Les ressources humaines de l’appareil sécuritaire palestinien ne sont pas négligeables – plus de 35 000 membres, de source officielle. Mais leurs moyens matériels sont dérisoires, strictement contrôlés et limités par l’armée israélienne. « Dans ce bâtiment, par exemple, il y a 35 à 40 personnes. Nous avons huit armes », explique le major général Rajab. Faute de munitions, les entraînements sont devenus rares. La liberté d’action des forces de sécurité est réduite au minimum. Toutes les opérations significatives réclament ainsi une autorisation des Israéliens. Avec ce constat affligeant : en raison de la multiplication des autorisations de ports d’arme depuis le 7-Octobre, voulue par le ministre de la sécurité nationale, Itamar Ben Gvir (extrême droite), les quelque 500 000 colons juifs de Cisjordanie sont mieux équipés que la totalité des forces palestiniennes.
L’AP est aussi asphyxiée d’un point de vue financier par L’Etat hébreu qui retient plusieurs milliards de shekels de taxes douanières.
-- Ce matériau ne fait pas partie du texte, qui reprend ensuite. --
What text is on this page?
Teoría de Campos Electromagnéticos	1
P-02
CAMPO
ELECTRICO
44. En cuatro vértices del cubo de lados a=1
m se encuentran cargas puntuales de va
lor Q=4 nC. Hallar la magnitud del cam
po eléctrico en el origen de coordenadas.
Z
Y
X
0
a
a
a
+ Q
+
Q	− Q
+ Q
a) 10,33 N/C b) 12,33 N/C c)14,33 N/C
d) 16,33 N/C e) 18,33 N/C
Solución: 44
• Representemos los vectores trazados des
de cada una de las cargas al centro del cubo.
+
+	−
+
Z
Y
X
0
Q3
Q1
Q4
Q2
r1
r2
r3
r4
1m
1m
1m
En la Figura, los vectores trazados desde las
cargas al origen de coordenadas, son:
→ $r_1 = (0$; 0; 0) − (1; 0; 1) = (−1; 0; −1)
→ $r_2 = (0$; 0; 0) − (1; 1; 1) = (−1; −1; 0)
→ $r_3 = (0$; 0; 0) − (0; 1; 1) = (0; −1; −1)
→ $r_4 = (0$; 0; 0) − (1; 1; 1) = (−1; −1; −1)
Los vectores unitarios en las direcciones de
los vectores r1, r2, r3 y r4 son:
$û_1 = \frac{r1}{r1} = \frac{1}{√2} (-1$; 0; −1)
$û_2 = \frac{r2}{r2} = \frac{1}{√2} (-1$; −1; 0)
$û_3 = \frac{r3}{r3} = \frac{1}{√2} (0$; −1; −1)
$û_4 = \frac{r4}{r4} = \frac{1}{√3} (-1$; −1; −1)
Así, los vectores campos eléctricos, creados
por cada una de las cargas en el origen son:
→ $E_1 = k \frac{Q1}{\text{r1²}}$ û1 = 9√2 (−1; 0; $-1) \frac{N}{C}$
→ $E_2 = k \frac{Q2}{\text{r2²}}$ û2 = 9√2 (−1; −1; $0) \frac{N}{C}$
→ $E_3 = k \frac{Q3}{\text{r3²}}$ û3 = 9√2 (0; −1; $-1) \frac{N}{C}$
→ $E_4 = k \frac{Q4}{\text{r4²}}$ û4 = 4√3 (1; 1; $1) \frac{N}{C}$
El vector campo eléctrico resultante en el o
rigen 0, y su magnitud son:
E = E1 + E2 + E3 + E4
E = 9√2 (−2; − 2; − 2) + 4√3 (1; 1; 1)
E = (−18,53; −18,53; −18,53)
Mais, sans l’oppression de l’armée israélienne, elle aurait probablement le plus grand mal à faire face à la colère de la population, alors que les dernières élections générales remontent à 2006. Une situation qui provoque des tensions au sein des élites politiques, à Ramallah. « Nous devrions suspendre toute coopération bilatérale avec les Israéliens à moins qu’il n’y ait réciprocité, reconnaissance et respect mutuel », affirme par exemple Jibril Rajoub, secrétaire général du comité central du Fatah, le parti au pouvoir et ancien chef du contre-terrorisme palestinien en Cisjordanie. D’autres s’agacent que l’AP ait cédé aux demandes des pays occidentaux de mettre fin aux versements d’argent public pour les familles de « martyrs » – la terminologie officielle – et de prisonniers, un autre pilier de l’histoire palestinienne depuis 1967.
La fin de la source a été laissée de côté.